The Greatest Story Ever Told
Due to a work event, I wasn’t able to watch Kamala Harris’s acceptance speech at the DNC live on Thursday night. But I watched it about an hour later and was floored. Under immense pressure, under the highest of expectations, Kamala outperformed, exceeding all expectations. Her biography is what makes her relatable. It illustrates her values. And her story is the American story.
When she talked about her immigrant parents, I thought about mine. My dad was a cook and a taxicab driver. My mother worked as a waitress. My sister and I grew up squarely in the middle class, in a rented flat in the San Francisco working class neighborhood of North Beach (yes, back in the 1970s and ’80s it was working class). Our school, though a private parochial one, was also attended by students from around the neighborhood, also mostly kids of immigrants. Education was a top value in our immigrant families and they made sacrifices to pay for our schooling.
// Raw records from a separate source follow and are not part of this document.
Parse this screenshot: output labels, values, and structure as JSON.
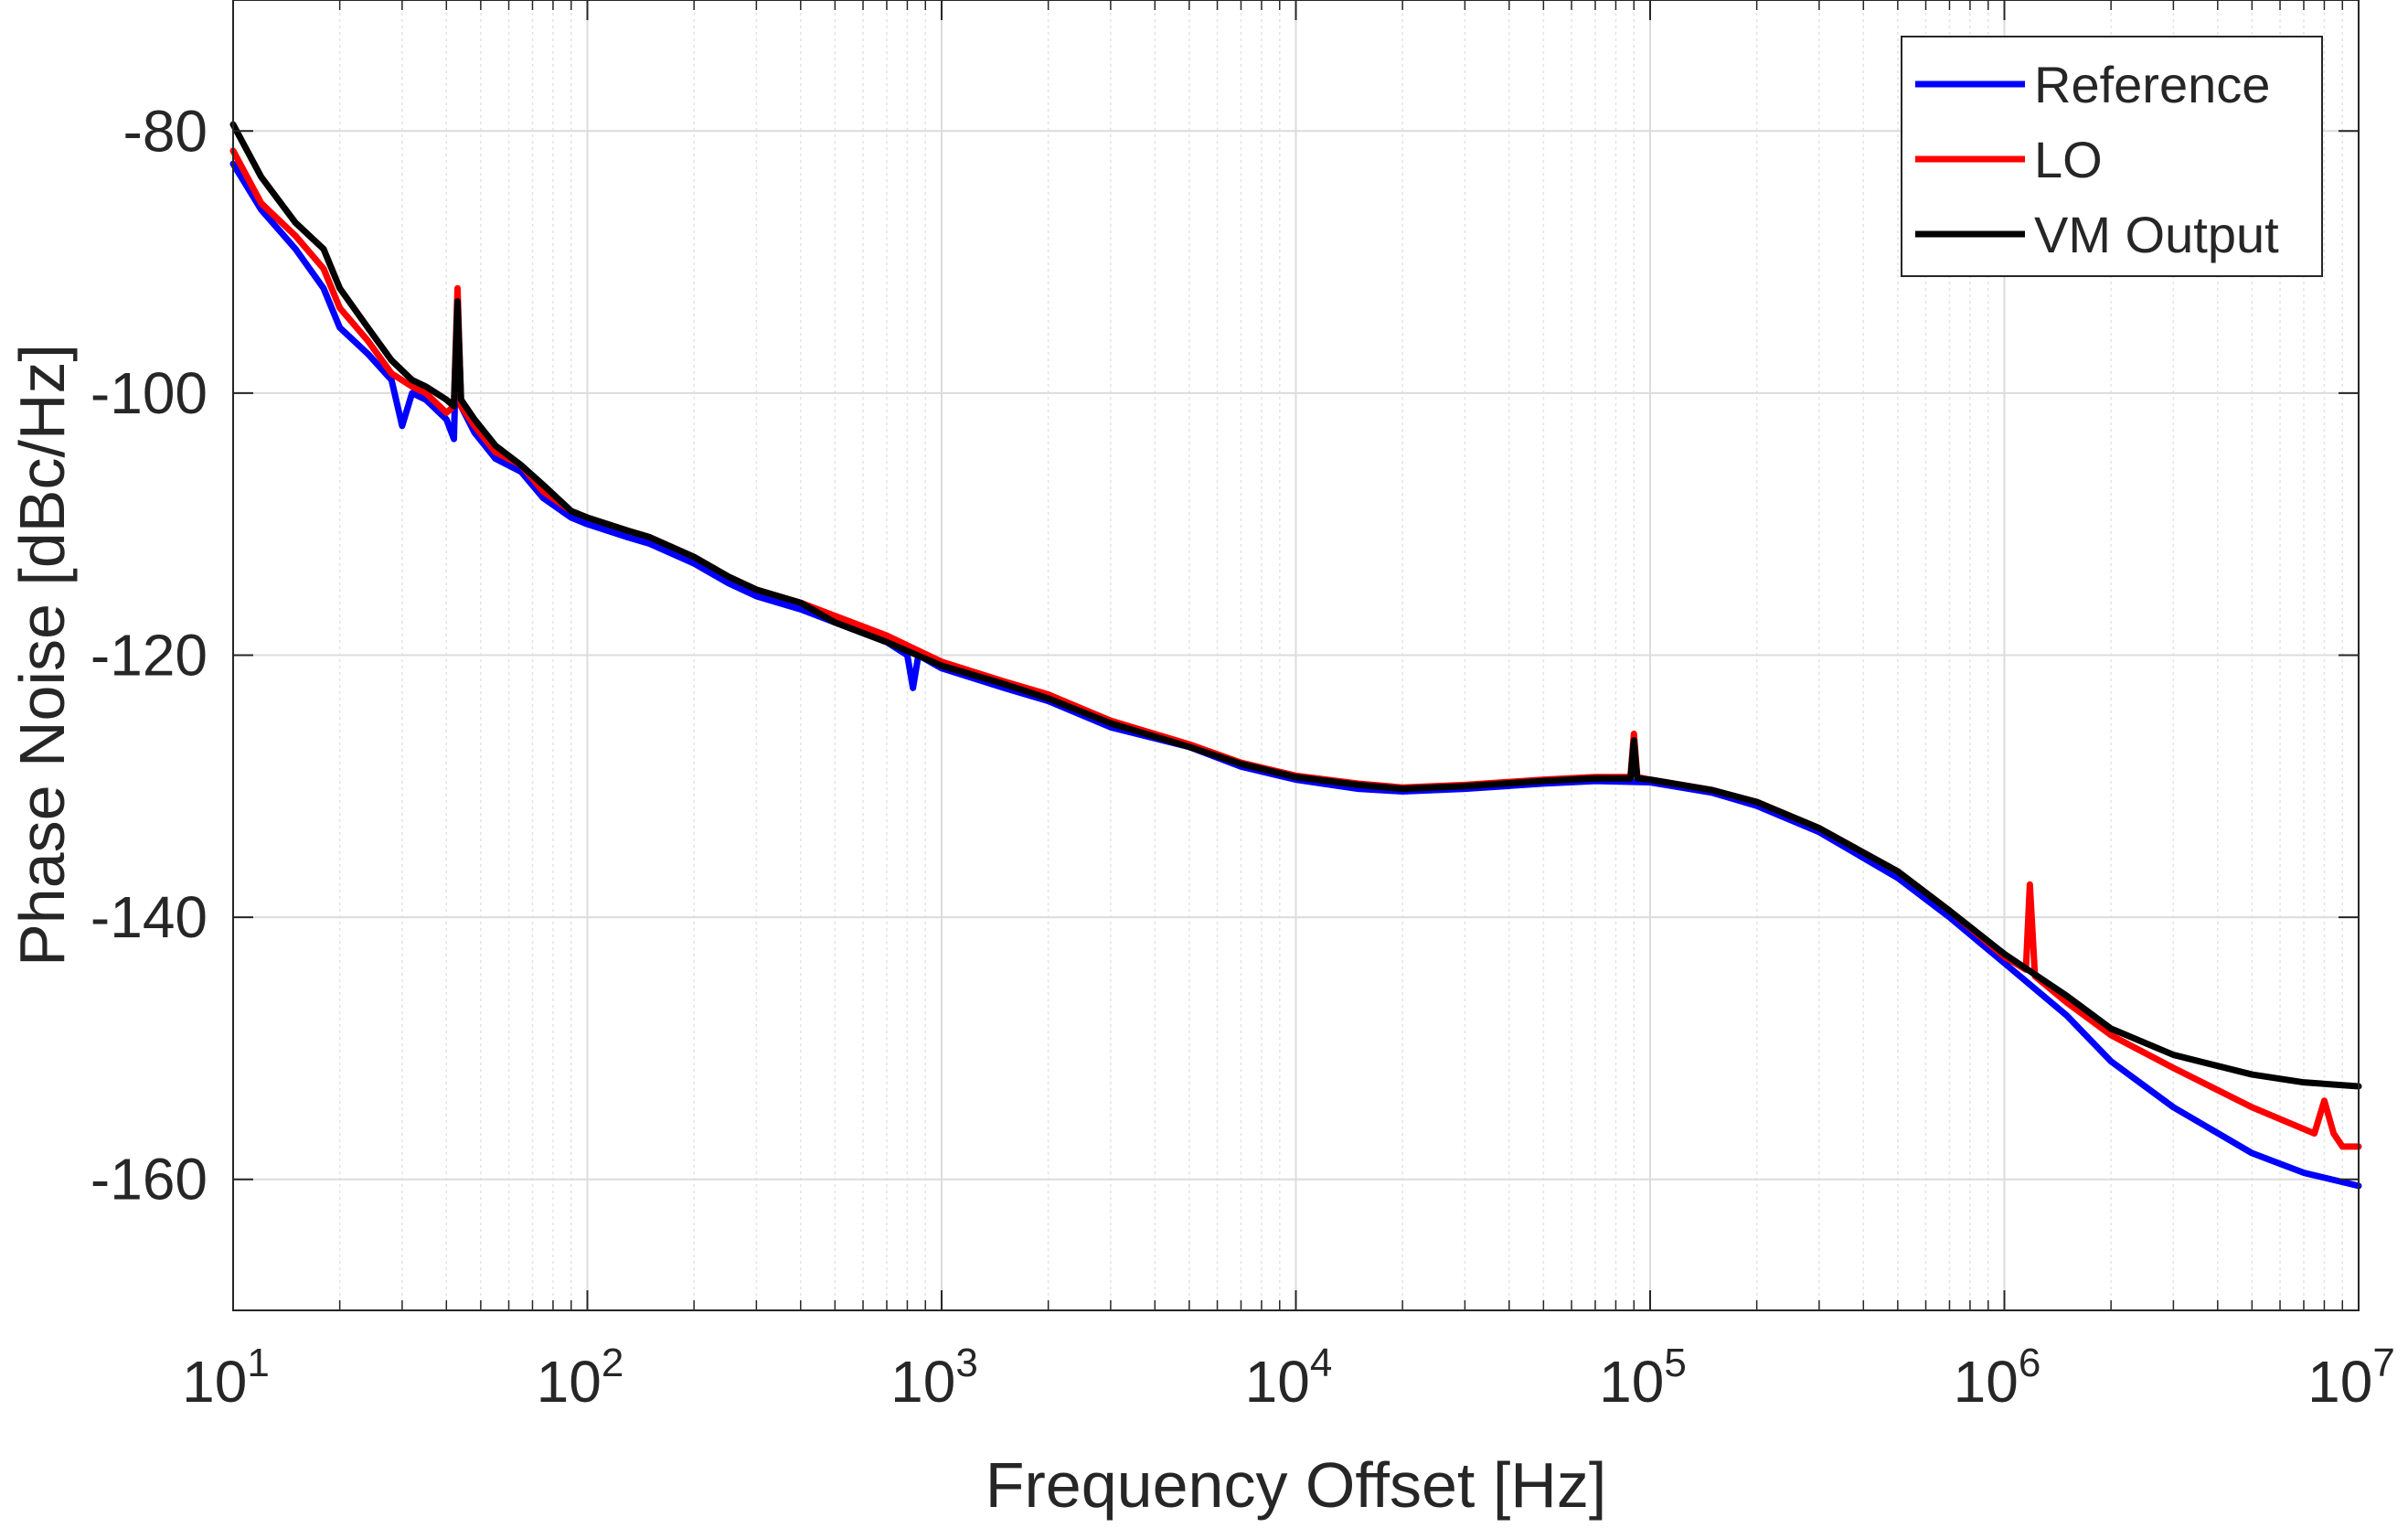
{
  "chart_data": {
    "type": "line",
    "title": "",
    "xlabel": "Frequency Offset [Hz]",
    "ylabel": "Phase Noise [dBc/Hz]",
    "xscale": "log",
    "xlim": [
      10,
      10000000
    ],
    "ylim": [
      -170,
      -70
    ],
    "x_ticks": [
      {
        "value": 10,
        "base": "10",
        "exp": "1"
      },
      {
        "value": 100,
        "base": "10",
        "exp": "2"
      },
      {
        "value": 1000,
        "base": "10",
        "exp": "3"
      },
      {
        "value": 10000,
        "base": "10",
        "exp": "4"
      },
      {
        "value": 100000,
        "base": "10",
        "exp": "5"
      },
      {
        "value": 1000000,
        "base": "10",
        "exp": "6"
      },
      {
        "value": 10000000,
        "base": "10",
        "exp": "7"
      }
    ],
    "y_ticks": [
      {
        "value": -80,
        "label": "-80"
      },
      {
        "value": -100,
        "label": "-100"
      },
      {
        "value": -120,
        "label": "-120"
      },
      {
        "value": -140,
        "label": "-140"
      },
      {
        "value": -160,
        "label": "-160"
      }
    ],
    "grid": true,
    "minor_grid": true,
    "legend_position": "top-right",
    "series": [
      {
        "name": "Reference",
        "color": "#0000ff",
        "points": [
          [
            10,
            -82.5
          ],
          [
            12,
            -86
          ],
          [
            15,
            -89
          ],
          [
            18,
            -92
          ],
          [
            20,
            -95
          ],
          [
            24,
            -97
          ],
          [
            28,
            -99
          ],
          [
            30,
            -102.5
          ],
          [
            32,
            -100
          ],
          [
            35,
            -100.5
          ],
          [
            40,
            -102
          ],
          [
            42,
            -103.5
          ],
          [
            43,
            -93
          ],
          [
            44,
            -101
          ],
          [
            48,
            -103
          ],
          [
            55,
            -105
          ],
          [
            65,
            -106
          ],
          [
            75,
            -108
          ],
          [
            90,
            -109.5
          ],
          [
            100,
            -110
          ],
          [
            130,
            -111
          ],
          [
            150,
            -111.5
          ],
          [
            200,
            -113
          ],
          [
            250,
            -114.5
          ],
          [
            300,
            -115.5
          ],
          [
            400,
            -116.5
          ],
          [
            500,
            -117.5
          ],
          [
            700,
            -119
          ],
          [
            800,
            -120
          ],
          [
            830,
            -122.5
          ],
          [
            860,
            -120
          ],
          [
            1000,
            -121
          ],
          [
            1500,
            -122.5
          ],
          [
            2000,
            -123.5
          ],
          [
            3000,
            -125.5
          ],
          [
            5000,
            -127
          ],
          [
            7000,
            -128.5
          ],
          [
            10000,
            -129.5
          ],
          [
            15000,
            -130.2
          ],
          [
            20000,
            -130.4
          ],
          [
            30000,
            -130.2
          ],
          [
            50000,
            -129.8
          ],
          [
            70000,
            -129.6
          ],
          [
            100000,
            -129.7
          ],
          [
            150000,
            -130.5
          ],
          [
            200000,
            -131.5
          ],
          [
            300000,
            -133.5
          ],
          [
            500000,
            -137
          ],
          [
            700000,
            -140
          ],
          [
            1000000,
            -143.5
          ],
          [
            1500000,
            -147.5
          ],
          [
            2000000,
            -151
          ],
          [
            3000000,
            -154.5
          ],
          [
            5000000,
            -158
          ],
          [
            7000000,
            -159.5
          ],
          [
            10000000,
            -160.5
          ]
        ]
      },
      {
        "name": "LO",
        "color": "#ff0000",
        "points": [
          [
            10,
            -81.5
          ],
          [
            12,
            -85.5
          ],
          [
            15,
            -88
          ],
          [
            18,
            -90.5
          ],
          [
            20,
            -93.5
          ],
          [
            24,
            -96
          ],
          [
            28,
            -98.5
          ],
          [
            32,
            -99.5
          ],
          [
            35,
            -100
          ],
          [
            40,
            -101.5
          ],
          [
            42,
            -101
          ],
          [
            43,
            -92
          ],
          [
            44,
            -101
          ],
          [
            48,
            -102.5
          ],
          [
            55,
            -104.5
          ],
          [
            65,
            -105.5
          ],
          [
            75,
            -107.5
          ],
          [
            90,
            -109
          ],
          [
            100,
            -109.5
          ],
          [
            130,
            -110.5
          ],
          [
            150,
            -111
          ],
          [
            200,
            -112.5
          ],
          [
            250,
            -114
          ],
          [
            300,
            -115
          ],
          [
            400,
            -116
          ],
          [
            500,
            -117
          ],
          [
            700,
            -118.5
          ],
          [
            1000,
            -120.5
          ],
          [
            1500,
            -122
          ],
          [
            2000,
            -123
          ],
          [
            3000,
            -125
          ],
          [
            5000,
            -126.8
          ],
          [
            7000,
            -128.2
          ],
          [
            10000,
            -129.2
          ],
          [
            15000,
            -129.8
          ],
          [
            20000,
            -130.1
          ],
          [
            30000,
            -129.9
          ],
          [
            50000,
            -129.5
          ],
          [
            70000,
            -129.3
          ],
          [
            88000,
            -129.3
          ],
          [
            90000,
            -126
          ],
          [
            92000,
            -129.3
          ],
          [
            100000,
            -129.5
          ],
          [
            150000,
            -130.3
          ],
          [
            200000,
            -131.2
          ],
          [
            300000,
            -133.2
          ],
          [
            500000,
            -136.5
          ],
          [
            700000,
            -139.5
          ],
          [
            1000000,
            -143
          ],
          [
            1150000,
            -144
          ],
          [
            1180000,
            -137.5
          ],
          [
            1220000,
            -144.5
          ],
          [
            1500000,
            -146.5
          ],
          [
            2000000,
            -149
          ],
          [
            3000000,
            -151.5
          ],
          [
            5000000,
            -154.5
          ],
          [
            7500000,
            -156.5
          ],
          [
            8000000,
            -154
          ],
          [
            8500000,
            -156.5
          ],
          [
            9000000,
            -157.5
          ],
          [
            10000000,
            -157.5
          ]
        ]
      },
      {
        "name": "VM Output",
        "color": "#000000",
        "points": [
          [
            10,
            -79.5
          ],
          [
            12,
            -83.5
          ],
          [
            15,
            -87
          ],
          [
            18,
            -89
          ],
          [
            20,
            -92
          ],
          [
            24,
            -95
          ],
          [
            28,
            -97.5
          ],
          [
            32,
            -99
          ],
          [
            35,
            -99.5
          ],
          [
            40,
            -100.5
          ],
          [
            42,
            -101
          ],
          [
            43,
            -93
          ],
          [
            44,
            -100.5
          ],
          [
            48,
            -102
          ],
          [
            55,
            -104
          ],
          [
            65,
            -105.5
          ],
          [
            75,
            -107
          ],
          [
            90,
            -109
          ],
          [
            100,
            -109.5
          ],
          [
            130,
            -110.5
          ],
          [
            150,
            -111
          ],
          [
            200,
            -112.5
          ],
          [
            250,
            -114
          ],
          [
            300,
            -115
          ],
          [
            400,
            -116
          ],
          [
            500,
            -117.5
          ],
          [
            700,
            -119
          ],
          [
            1000,
            -120.8
          ],
          [
            1500,
            -122.2
          ],
          [
            2000,
            -123.3
          ],
          [
            3000,
            -125.2
          ],
          [
            5000,
            -127
          ],
          [
            7000,
            -128.3
          ],
          [
            10000,
            -129.3
          ],
          [
            15000,
            -129.9
          ],
          [
            20000,
            -130.2
          ],
          [
            30000,
            -130
          ],
          [
            50000,
            -129.6
          ],
          [
            70000,
            -129.4
          ],
          [
            88000,
            -129.4
          ],
          [
            90000,
            -126.5
          ],
          [
            92000,
            -129.4
          ],
          [
            100000,
            -129.5
          ],
          [
            150000,
            -130.3
          ],
          [
            200000,
            -131.2
          ],
          [
            300000,
            -133.2
          ],
          [
            500000,
            -136.5
          ],
          [
            700000,
            -139.5
          ],
          [
            1000000,
            -142.8
          ],
          [
            1500000,
            -146
          ],
          [
            2000000,
            -148.5
          ],
          [
            3000000,
            -150.5
          ],
          [
            5000000,
            -152
          ],
          [
            7000000,
            -152.6
          ],
          [
            10000000,
            -152.9
          ]
        ]
      }
    ]
  }
}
Because my mother and father worked so hard, my parents taught my sister and me the importance of dedication and self-determination. Money was always a worry in our household. It was an unspoken presence permeating all decisions. We definitely grew up with a scarcity mindset.
But our parents, especially my dad, taught us the art of the possible. There wasn’t a problem he was unwilling to figure out. He was a jack of all trades who knew how to cook anything, repair anything, and do anything. Though he died when my sister and I were teenagers, his curiosity remained in us, and we knew we could pursue any career we wanted.
With the unwavering support of our mother, we were the first ones in our extended family to go to college, coming out the other end to pursue white collar, professional careers. And creative ones at that. We became entrepreneurs, starting small businesses that created jobs.
Kamala Harris’s story and my story are not dissimilar. They’re echoes, variations on the American story of immigrants coming to seek a better life in the greatest country in the world. So that they may give a better life for their children and their children’s children.
The American story changes the further you get away from your original immigrant ancestors - yes, unless your ancestors are indigenous, we’re all descendants of immigrants. But it is still about opportunity; it is still about the art of the possible; it is still about freedom. It is about everyone having a chance.
Kamala ended her speech with “And together, let us write the next great chapter in the most extraordinary story ever told.” It resonated with me and made me emotional. Because she captured exactly what it means to me to be an American and to love this country where an unlikely journey like hers and mine could only happen here.